Vandriessche prods her mother to say exactly what her reason for opposing the homeless is: "It's not addiction, mental illness or poverty because you've lived with all of that and worked it out," the daughter says. "What is it — fear of crime?"
O'Brien pets a cat on her lap and thinks about it: Maybe it's the numbers that bother her most about the tent city, she offers. That big concentration of homeless could mean more crime. Maybe if it were fewer people she would be okay with it, she tells her daughter.
"Maybe I'd even go over there and help out," O'Brien says.
"You know what I think?" Vandriessche says. "I think you came out on one side of this issue when you could have just as easily come out on the other, and having done that, you dug in your heels like you always do."
Joanne O'Brien will tell you that she likes to dig in her heels. She fought the noise of a nearby amphitheater and also fought to get the Hard Rock Casino near her house to put up a wall along Orient Road. She describes herself as a "big mouth" and says she's "quick to go into action."
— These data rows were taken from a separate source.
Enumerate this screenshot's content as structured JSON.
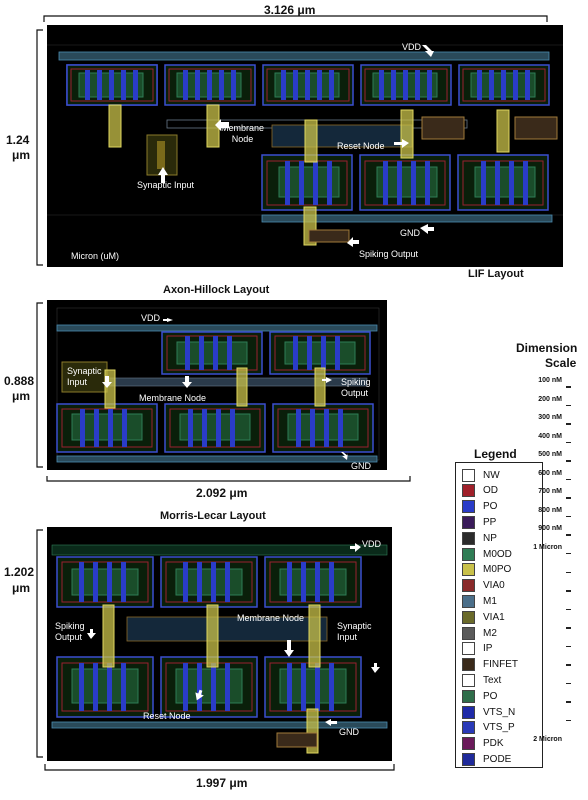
{
  "lif": {
    "width_label": "3.126 μm",
    "height_label_value": "1.24",
    "height_label_unit": "μm",
    "title": "LIF Layout",
    "unit_label": "Micron (uM)",
    "labels": {
      "vdd": "VDD",
      "membrane_node": "Membrane\nNode",
      "reset_node": "Reset Node",
      "synaptic_input": "Synaptic Input",
      "gnd": "GND",
      "spiking_output": "Spiking Output"
    }
  },
  "axon": {
    "title": "Axon-Hillock Layout",
    "width_label": "2.092 μm",
    "height_label_value": "0.888",
    "height_label_unit": "μm",
    "labels": {
      "vdd": "VDD",
      "synaptic_input": "Synaptic\nInput",
      "membrane_node": "Membrane Node",
      "spiking_output": "Spiking\nOutput",
      "gnd": "GND"
    }
  },
  "morris": {
    "title": "Morris-Lecar Layout",
    "width_label": "1.997 μm",
    "height_label_value": "1.202",
    "height_label_unit": "μm",
    "labels": {
      "vdd": "VDD",
      "spiking_output": "Spiking\nOutput",
      "membrane_node": "Membrane Node",
      "synaptic_input": "Synaptic\nInput",
      "reset_node": "Reset Node",
      "gnd": "GND"
    }
  },
  "legend": {
    "title": "Legend",
    "items": [
      {
        "label": "NW",
        "color": "#ffffff"
      },
      {
        "label": "OD",
        "color": "#a0202a"
      },
      {
        "label": "PO",
        "color": "#2a3cc8"
      },
      {
        "label": "PP",
        "color": "#3a1b5a"
      },
      {
        "label": "NP",
        "color": "#2b2b2b"
      },
      {
        "label": "M0OD",
        "color": "#2f7d55"
      },
      {
        "label": "M0PO",
        "color": "#c9c14a"
      },
      {
        "label": "VIA0",
        "color": "#8a2a2a"
      },
      {
        "label": "M1",
        "color": "#4b6f8a"
      },
      {
        "label": "VIA1",
        "color": "#6a6a2a"
      },
      {
        "label": "M2",
        "color": "#5a5a5a"
      },
      {
        "label": "IP",
        "color": "#ffffff"
      },
      {
        "label": "FINFET",
        "color": "#3a2a1a"
      },
      {
        "label": "Text",
        "color": "#ffffff"
      },
      {
        "label": "PO",
        "color": "#2f6d4a"
      },
      {
        "label": "VTS_N",
        "color": "#1f2aa8"
      },
      {
        "label": "VTS_P",
        "color": "#2a3ab8"
      },
      {
        "label": "PDK",
        "color": "#6a1a5a"
      },
      {
        "label": "PODE",
        "color": "#1f2a9a"
      }
    ]
  },
  "scale": {
    "title_line1": "Dimension",
    "title_line2": "Scale",
    "ticks": [
      "100 nM",
      "200 nM",
      "300 nM",
      "400 nM",
      "500 nM",
      "600 nM",
      "700 nM",
      "800 nM",
      "900 nM",
      "1 Micron"
    ],
    "end_label": "2 Micron"
  }
}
But she is slow to answer her daughter.
O'Brien kisses a calico on the arm of her chair. She picks up a photo album and flips through it. After a few minutes she looks at her daughter and speaks: "It's true. I do like winning. …"
But before she can finish, the front door swings open with such force it bangs into the wall, and a stooped, elderly man on a three-legged cane shuffles in. O'Brien introduces him as "Alphonse, who just got out of the hospital and lives here."
As he heads down the hall toward the guest bedroom, she whispers, "I had to do it. He had no family. He had no place to go."